By the end of 2020, we aim to ensure that 50 % of our cotton comes from more sustainable source, including BCI, certified organic cotton, and certified recycled cotton. More broadly, Esprit participates in the natural fibers working group of the Partnership for Sustainable Textiles, a German government sponsored multi-stakeholder initiative seeking to improve sustainability in the textile industry.
Esprit incorporates recycled materials as a strategy to reduce waste, reduce emissions, and encourage more thoughtful material selection. Esprit uses the Recycled Claim Standard (RCS) to ensure recycled materials are indeed being used. The RCS affirms the presence and amount of recycled material in a finished garment. Starting in fall 2017, we will start to increase the amount of products with recycled content.
Cellulosic materials, such as viscose, rayon and lyocell are manufactured artificial fibers, as opposed to natural fibers like cotton, or synthetic fibers like polyester. The raw material is derived from natural sources of cellulose, often trees. In order to responsibly source these fabrics, the cellulose needs to come from properly managed forests, as opposed to endangered or old-growth forests, and the chemical processes should be as efficient as possible, aiming for a closed-loop system.
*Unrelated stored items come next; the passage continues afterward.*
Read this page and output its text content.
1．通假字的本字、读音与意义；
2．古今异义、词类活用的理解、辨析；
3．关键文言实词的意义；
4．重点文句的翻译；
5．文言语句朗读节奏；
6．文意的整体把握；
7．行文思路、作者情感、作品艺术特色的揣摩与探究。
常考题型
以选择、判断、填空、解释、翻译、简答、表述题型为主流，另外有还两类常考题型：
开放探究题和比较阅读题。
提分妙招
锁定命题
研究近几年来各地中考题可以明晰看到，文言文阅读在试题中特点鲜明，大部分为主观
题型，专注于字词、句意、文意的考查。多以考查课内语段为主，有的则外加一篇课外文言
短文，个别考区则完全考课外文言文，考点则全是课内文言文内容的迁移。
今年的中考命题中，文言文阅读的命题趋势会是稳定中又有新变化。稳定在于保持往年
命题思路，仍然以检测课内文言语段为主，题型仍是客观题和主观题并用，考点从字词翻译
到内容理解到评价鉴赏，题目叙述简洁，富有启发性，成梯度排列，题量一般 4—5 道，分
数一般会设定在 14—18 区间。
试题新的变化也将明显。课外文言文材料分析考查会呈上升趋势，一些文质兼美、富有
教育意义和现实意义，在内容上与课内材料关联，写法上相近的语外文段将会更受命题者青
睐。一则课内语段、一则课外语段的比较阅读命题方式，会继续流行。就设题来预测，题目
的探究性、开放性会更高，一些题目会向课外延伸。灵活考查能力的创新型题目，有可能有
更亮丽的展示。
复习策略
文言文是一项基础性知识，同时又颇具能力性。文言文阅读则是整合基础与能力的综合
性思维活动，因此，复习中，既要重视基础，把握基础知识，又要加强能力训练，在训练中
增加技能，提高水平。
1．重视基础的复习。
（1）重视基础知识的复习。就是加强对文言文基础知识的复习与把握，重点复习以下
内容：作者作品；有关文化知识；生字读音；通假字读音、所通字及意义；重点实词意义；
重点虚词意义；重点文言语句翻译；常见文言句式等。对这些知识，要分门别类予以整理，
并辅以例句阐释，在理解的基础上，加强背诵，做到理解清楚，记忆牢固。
We partnered with the environmental non-profit organization CanopyStyle in September of 2015 to ensure that our cellulose fabrics do not come from at-risk forests. We support a future that does not exploit ancient and endangered forests to create man-made cellulosic fabric. For more information, please see Esprit’s Policy on Protecting Forests through Fabric Choices.
MORE SUSTAINABLE SYNTHETIC LEATHER
Synthetic leather, which is generally polyurethane-based, allows us to create leather-like products without animal-derived materials. However, the challenge is that the manufacture of conventional polyurethane (PU) requires a solvent called DMF, which can be hazardous for workers and can pollute the environment. We are working to shift our production from conventional PU to water-based PU that does not use DMF. Our target is to switch all synthetic leather to water-based PU by 2025.